藤岡D 『3』では制作進行を管理するプロジェクトマネージャーを立て、フェーズごとに進行を切りました。この結果、『2』では悔いを残した部分まで調整することはできました。けど…。

辻本P ただ、ボリューム面を少し縮小してしまい、そこは反省点です。『3』に関しては、ちょっと「優等生すぎたかな?」という感想です。

藤岡D 進行に気を取られるあまり、“最初の膨らまし”にもブレーキをかけてしまった部分がありました。

 ◆開発で最後に優先した“ある基準” 

 藤岡氏の言う「最初の膨らまし」とは、構想段階におけるアイデア出しのこと。そもそも、制作側が100点満点の商品作りを目指すのは当然の心理。しかし、開発過程では予算や納期の壁にぶつかり、「何を削って何を残すか」という選択を迫られる。この結果、多くの作品は満点ではなく及第点で世の中に発表される。
 芸術の世界ならば、制作期間を度外視して自分の理想を追い求めることもできる。だが、ビジネスにおいてはこうした取捨選択が理想と現実のジレンマを生む。

藤岡D 最初の段階で「これが面白そうだね」というアイデアを出すことはとても大切です。それこそ、最初は100点ではなく200点を目指すくらいに考えられるだけ考えて、広げる必要があると思います。こうして広げたアイデアを制作段階で畳みながらゲームに実装していきますが、削る作業が必ず発生するため、完成品は当初の目標点数から必然的に下がってしまう。だから、最初のアイデア出しで100点以上を設定しないと、それだけ最終的に手に取ったユーザーの満足度が落ちてしまいます。

『モンスタハンター』シリーズ制作のエピソードを話してくれた辻本良三プロデューサー(写真・右)と藤岡要ディレクター(同・左)

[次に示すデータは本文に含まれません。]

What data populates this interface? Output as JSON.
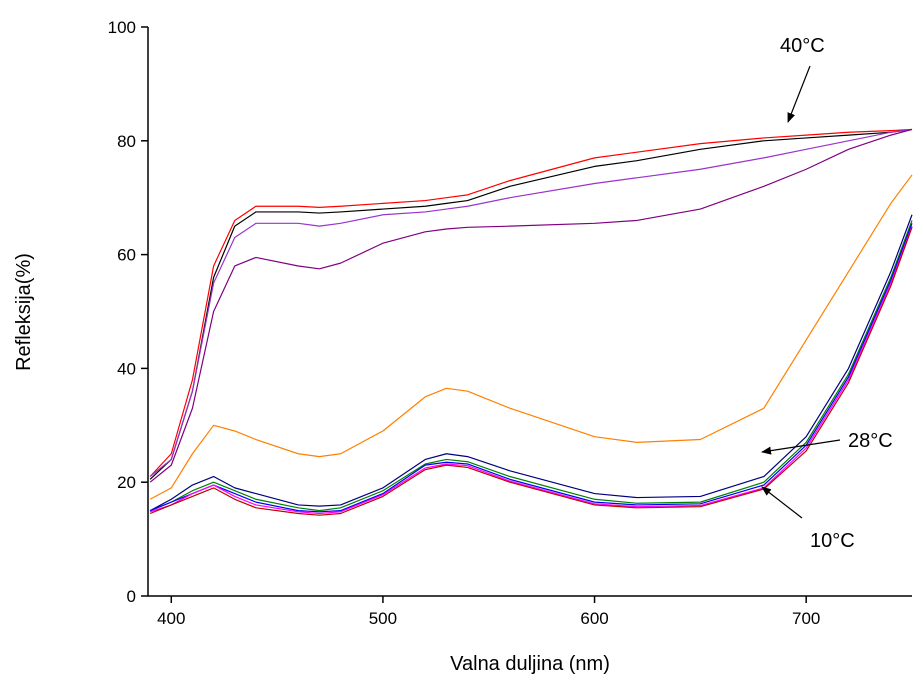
{
  "chart_data": {
    "type": "line",
    "x_label": "Valna duljina (nm)",
    "y_label": "Refleksija(%)",
    "xlim": [
      389,
      750
    ],
    "xticks": [
      400,
      500,
      600,
      700
    ],
    "ylim": [
      0,
      100
    ],
    "yticks": [
      0,
      20,
      40,
      60,
      80,
      100
    ],
    "grid": false,
    "annotations": [
      "40°C",
      "28°C",
      "10°C"
    ],
    "x": [
      390,
      400,
      410,
      420,
      430,
      440,
      460,
      470,
      480,
      500,
      520,
      530,
      540,
      560,
      600,
      620,
      650,
      680,
      700,
      720,
      740,
      750
    ],
    "series": [
      {
        "color": "#ff0000",
        "values": [
          21,
          25,
          38,
          58,
          66,
          68.5,
          68.5,
          68.3,
          68.5,
          69,
          69.5,
          70,
          70.5,
          73,
          77,
          78,
          79.5,
          80.5,
          81,
          81.5,
          81.8,
          82
        ]
      },
      {
        "color": "#000000",
        "values": [
          20.5,
          24,
          36,
          56,
          65,
          67.5,
          67.5,
          67.3,
          67.5,
          68,
          68.5,
          69,
          69.5,
          72,
          75.5,
          76.5,
          78.5,
          80,
          80.5,
          81,
          81.5,
          82
        ]
      },
      {
        "color": "#9933cc",
        "values": [
          21,
          24,
          36,
          55,
          63,
          65.5,
          65.5,
          65,
          65.5,
          67,
          67.5,
          68,
          68.5,
          70,
          72.5,
          73.5,
          75,
          77,
          78.5,
          80,
          81.5,
          82
        ]
      },
      {
        "color": "#800080",
        "values": [
          20,
          23,
          33,
          50,
          58,
          59.5,
          58,
          57.5,
          58.5,
          62,
          64,
          64.5,
          64.8,
          65,
          65.5,
          66,
          68,
          72,
          75,
          78.5,
          81,
          82
        ]
      },
      {
        "color": "#ff8000",
        "values": [
          17,
          19,
          25,
          30,
          29,
          27.5,
          25,
          24.5,
          25,
          29,
          35,
          36.5,
          36,
          33,
          28,
          27,
          27.5,
          33,
          45,
          57,
          69,
          74
        ]
      },
      {
        "color": "#000080",
        "values": [
          15,
          17,
          19.5,
          21,
          19,
          18,
          16,
          15.8,
          16,
          19,
          24,
          25,
          24.5,
          22,
          18,
          17.3,
          17.5,
          21,
          28,
          40,
          57,
          67
        ]
      },
      {
        "color": "#008000",
        "values": [
          15,
          16.5,
          18.5,
          20,
          18.5,
          17,
          15.5,
          15,
          15.5,
          18.5,
          23.2,
          24,
          23.6,
          21,
          17,
          16.3,
          16.5,
          20,
          27,
          39,
          56,
          66
        ]
      },
      {
        "color": "#0000ff",
        "values": [
          15,
          16.5,
          18,
          19.5,
          18,
          16.5,
          15,
          14.8,
          15,
          18,
          23,
          23.5,
          23.2,
          20.5,
          16.5,
          16,
          16.2,
          19.5,
          26.5,
          38.5,
          55.5,
          65.5
        ]
      },
      {
        "color": "#ff00ff",
        "values": [
          14.8,
          16,
          18,
          19.5,
          17.5,
          16,
          14.8,
          14.5,
          14.8,
          17.8,
          22.5,
          23.2,
          22.9,
          20.2,
          16.2,
          15.7,
          15.9,
          19,
          26,
          38,
          55,
          65
        ]
      },
      {
        "color": "#c00000",
        "values": [
          14.5,
          16,
          17.5,
          19,
          17,
          15.5,
          14.5,
          14.2,
          14.5,
          17.5,
          22.2,
          23,
          22.6,
          20,
          16,
          15.5,
          15.7,
          18.8,
          25.5,
          37.5,
          54.5,
          64.8
        ]
      }
    ]
  }
}
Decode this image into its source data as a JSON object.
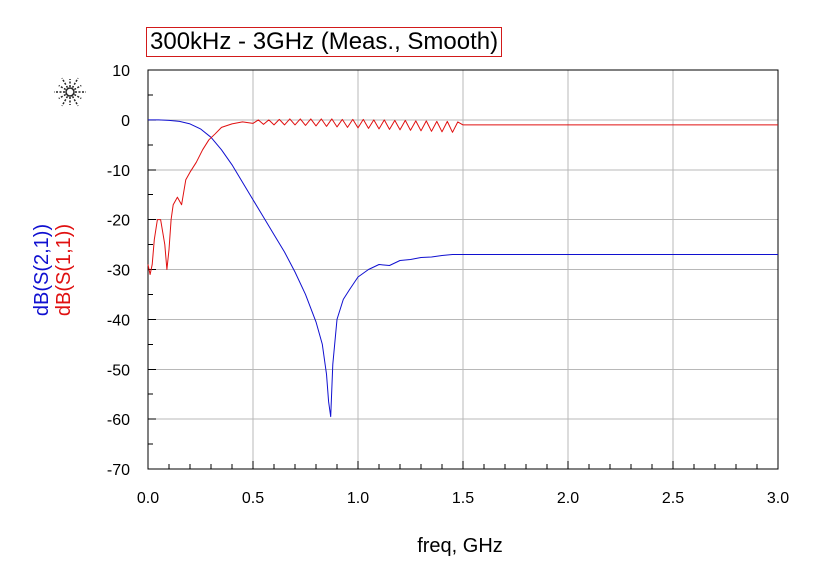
{
  "logo": {
    "icon": "starburst-logo-icon"
  },
  "chart_data": {
    "type": "line",
    "title": "300kHz - 3GHz (Meas., Smooth)",
    "xlabel": "freq, GHz",
    "ylabels": [
      {
        "text": "dB(S(2,1))",
        "color": "#1010d0"
      },
      {
        "text": "dB(S(1,1))",
        "color": "#e01010"
      }
    ],
    "xlim": [
      0.0,
      3.0
    ],
    "ylim": [
      -70,
      10
    ],
    "xticks": [
      "0.0",
      "0.5",
      "1.0",
      "1.5",
      "2.0",
      "2.5",
      "3.0"
    ],
    "xtick_values": [
      0,
      0.5,
      1.0,
      1.5,
      2.0,
      2.5,
      3.0
    ],
    "yticks": [
      "10",
      "0",
      "-10",
      "-20",
      "-30",
      "-40",
      "-50",
      "-60",
      "-70"
    ],
    "ytick_values": [
      10,
      0,
      -10,
      -20,
      -30,
      -40,
      -50,
      -60,
      -70
    ],
    "grid": true,
    "series": [
      {
        "name": "dB(S(2,1))",
        "color": "#1010d0",
        "x": [
          0.0,
          0.05,
          0.1,
          0.15,
          0.2,
          0.25,
          0.3,
          0.35,
          0.4,
          0.45,
          0.5,
          0.55,
          0.6,
          0.65,
          0.7,
          0.75,
          0.8,
          0.83,
          0.85,
          0.86,
          0.87,
          0.88,
          0.9,
          0.93,
          0.96,
          1.0,
          1.05,
          1.1,
          1.15,
          1.2,
          1.25,
          1.3,
          1.35,
          1.4,
          1.45,
          1.5,
          2.0,
          2.5,
          3.0
        ],
        "y": [
          0,
          0,
          -0.1,
          -0.3,
          -0.8,
          -1.8,
          -3.5,
          -6.0,
          -9.0,
          -12.5,
          -16.0,
          -19.5,
          -23.0,
          -26.5,
          -30.5,
          -35.0,
          -40.5,
          -45.0,
          -51.0,
          -56.5,
          -59.5,
          -49.0,
          -40.0,
          -36.0,
          -34.0,
          -31.5,
          -30.0,
          -29.0,
          -29.2,
          -28.2,
          -28.0,
          -27.6,
          -27.5,
          -27.2,
          -27.0,
          -27.0,
          -27.0,
          -27.0,
          -27.0
        ]
      },
      {
        "name": "dB(S(1,1))",
        "color": "#e01010",
        "x": [
          0.0,
          0.01,
          0.02,
          0.03,
          0.045,
          0.06,
          0.08,
          0.09,
          0.1,
          0.11,
          0.12,
          0.14,
          0.16,
          0.18,
          0.2,
          0.23,
          0.26,
          0.29,
          0.32,
          0.35,
          0.4,
          0.45,
          0.5,
          0.525,
          0.55,
          0.575,
          0.6,
          0.625,
          0.65,
          0.675,
          0.7,
          0.725,
          0.75,
          0.775,
          0.8,
          0.825,
          0.85,
          0.875,
          0.9,
          0.925,
          0.95,
          0.975,
          1.0,
          1.025,
          1.05,
          1.075,
          1.1,
          1.125,
          1.15,
          1.175,
          1.2,
          1.225,
          1.25,
          1.275,
          1.3,
          1.325,
          1.35,
          1.375,
          1.4,
          1.425,
          1.45,
          1.475,
          1.5,
          2.0,
          2.5,
          3.0
        ],
        "y": [
          -29,
          -31,
          -29,
          -24,
          -20,
          -20,
          -25,
          -30,
          -26,
          -20,
          -17,
          -15.5,
          -17,
          -12,
          -10.5,
          -8.5,
          -6.0,
          -4.0,
          -2.8,
          -1.5,
          -0.8,
          -0.4,
          -0.7,
          0.0,
          -0.9,
          0.0,
          -1.0,
          0.1,
          -1.0,
          0.2,
          -1.0,
          0.2,
          -1.1,
          0.2,
          -1.2,
          0.2,
          -1.3,
          0.2,
          -1.4,
          0.1,
          -1.5,
          0.1,
          -1.6,
          0.1,
          -1.7,
          0.0,
          -1.8,
          0.0,
          -1.9,
          -0.1,
          -2.0,
          -0.1,
          -2.1,
          -0.2,
          -2.2,
          -0.2,
          -2.3,
          -0.3,
          -2.4,
          -0.3,
          -2.5,
          -0.4,
          -1.0,
          -1.0,
          -1.0,
          -1.0
        ]
      }
    ]
  }
}
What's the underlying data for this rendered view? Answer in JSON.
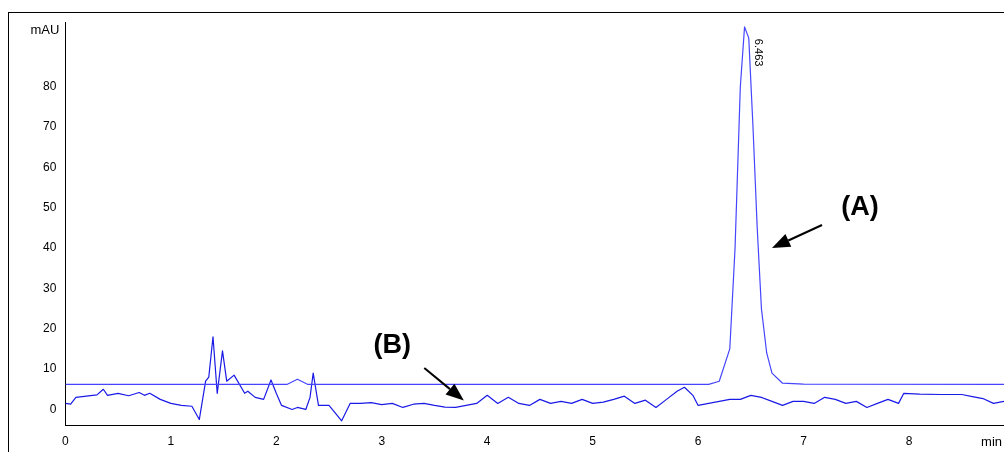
{
  "chart_data": {
    "type": "line",
    "xlabel": "min",
    "ylabel": "mAU",
    "xlim": [
      0,
      8.9
    ],
    "xticks": [
      0,
      1,
      2,
      3,
      4,
      5,
      6,
      7,
      8
    ],
    "ylim": [
      -4,
      96
    ],
    "yticks": [
      0,
      10,
      20,
      30,
      40,
      50,
      60,
      70,
      80
    ],
    "grid": false,
    "legend": false,
    "marker": "none",
    "line_style": "solid",
    "series": [
      {
        "color": "#4545ff",
        "x": [
          0,
          2.1,
          2.2,
          2.3,
          6.1,
          6.2,
          6.3,
          6.35,
          6.4,
          6.44,
          6.48,
          6.52,
          6.56,
          6.6,
          6.65,
          6.7,
          6.8,
          7.0,
          8.9
        ],
        "values": [
          6.2,
          6.2,
          7.5,
          6.2,
          6.2,
          7,
          15,
          40,
          80,
          94.8,
          92,
          70,
          45,
          25,
          14,
          9,
          6.5,
          6.3,
          6.2
        ]
      },
      {
        "color": "#1a1ae6",
        "x": [
          0,
          0.05,
          0.1,
          0.2,
          0.3,
          0.36,
          0.4,
          0.5,
          0.6,
          0.7,
          0.75,
          0.8,
          0.9,
          1.0,
          1.1,
          1.2,
          1.27,
          1.33,
          1.36,
          1.4,
          1.44,
          1.49,
          1.53,
          1.6,
          1.7,
          1.73,
          1.8,
          1.88,
          1.95,
          2.0,
          2.05,
          2.15,
          2.2,
          2.28,
          2.32,
          2.35,
          2.4,
          2.5,
          2.62,
          2.7,
          2.8,
          2.9,
          3.0,
          3.1,
          3.2,
          3.3,
          3.4,
          3.5,
          3.6,
          3.7,
          3.8,
          3.9,
          4.0,
          4.1,
          4.2,
          4.3,
          4.4,
          4.5,
          4.6,
          4.7,
          4.8,
          4.9,
          5.0,
          5.1,
          5.2,
          5.3,
          5.4,
          5.5,
          5.6,
          5.7,
          5.8,
          5.87,
          5.95,
          6.0,
          6.1,
          6.2,
          6.3,
          6.4,
          6.5,
          6.6,
          6.7,
          6.8,
          6.9,
          7.0,
          7.1,
          7.2,
          7.3,
          7.4,
          7.5,
          7.6,
          7.7,
          7.8,
          7.9,
          7.95,
          8.1,
          8.3,
          8.5,
          8.6,
          8.7,
          8.8,
          8.9
        ],
        "values": [
          1.5,
          1.3,
          3,
          3.3,
          3.6,
          5,
          3.5,
          4,
          3.4,
          4.2,
          3.5,
          4,
          2.5,
          1.5,
          1,
          0.8,
          -2.5,
          7,
          8,
          18,
          4,
          14.5,
          7,
          8.5,
          4,
          4.5,
          3,
          2.5,
          7.3,
          4,
          1,
          0,
          0.5,
          0,
          3,
          9,
          1,
          1,
          -2.8,
          1.5,
          1.5,
          1.7,
          1.2,
          1.5,
          0.5,
          1.3,
          1.5,
          1,
          0.6,
          0.5,
          1,
          1.5,
          3.5,
          1.5,
          3,
          1.5,
          1,
          2.5,
          1.5,
          2,
          1.5,
          2.5,
          1.5,
          1.8,
          2.5,
          3.3,
          1.5,
          2.3,
          0.5,
          2.5,
          4.5,
          5.5,
          3.5,
          1,
          1.5,
          2,
          2.5,
          2.5,
          3.5,
          3,
          2,
          1,
          2,
          2,
          1.5,
          3,
          2.5,
          1.5,
          2,
          0.5,
          1.5,
          2.5,
          1.5,
          4,
          3.8,
          3.7,
          3.7,
          3.2,
          2.7,
          1.5,
          2
        ]
      }
    ],
    "annotations": [
      {
        "text": "6.463",
        "x": 6.463,
        "y": 94.8
      },
      "(A)",
      {
        "text": "(B)",
        "x": 3.83,
        "y": 1.1
      }
    ]
  }
}
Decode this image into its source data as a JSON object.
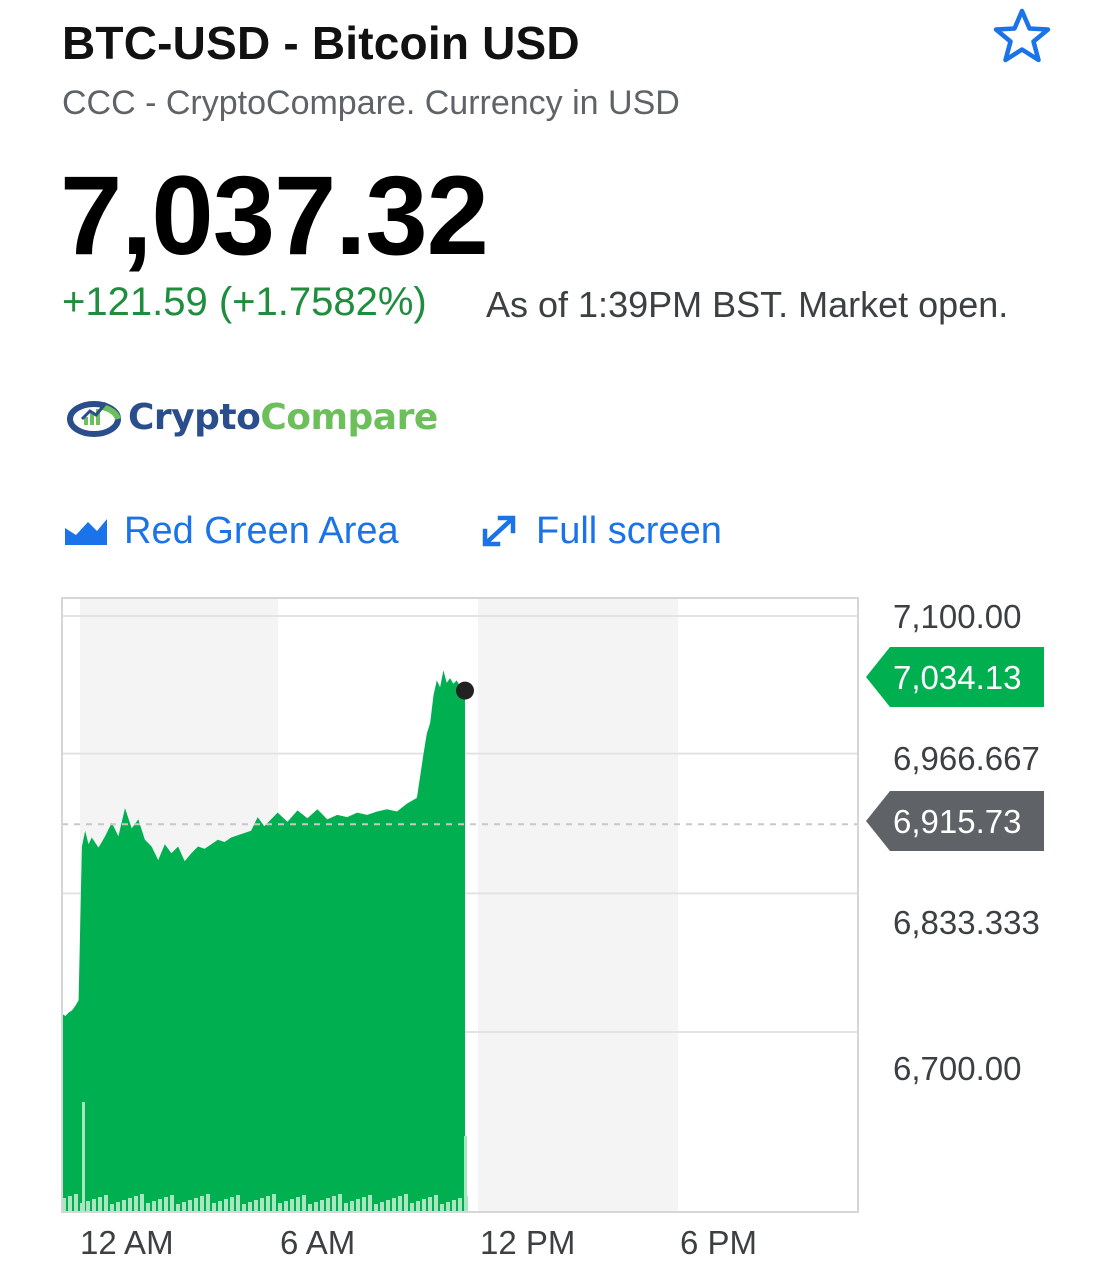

辻本P 『3』では実装する武器ジャンルにしても「他の“遊び”を作る部分に力をさきたいから」と、早い段階で種類を絞ってしまったんです。こうした対応は当然ながらユーザーをガッカリさせることになる。実際、「なんで、コレをなくしたの?」という不満もユーザーから出ましたから。もちろん、ゲーム性に関して言えば、『3』はすごく面白いものが作れたと思っています。でも、僕たちが削ってしまったことのマイナスも大きかった。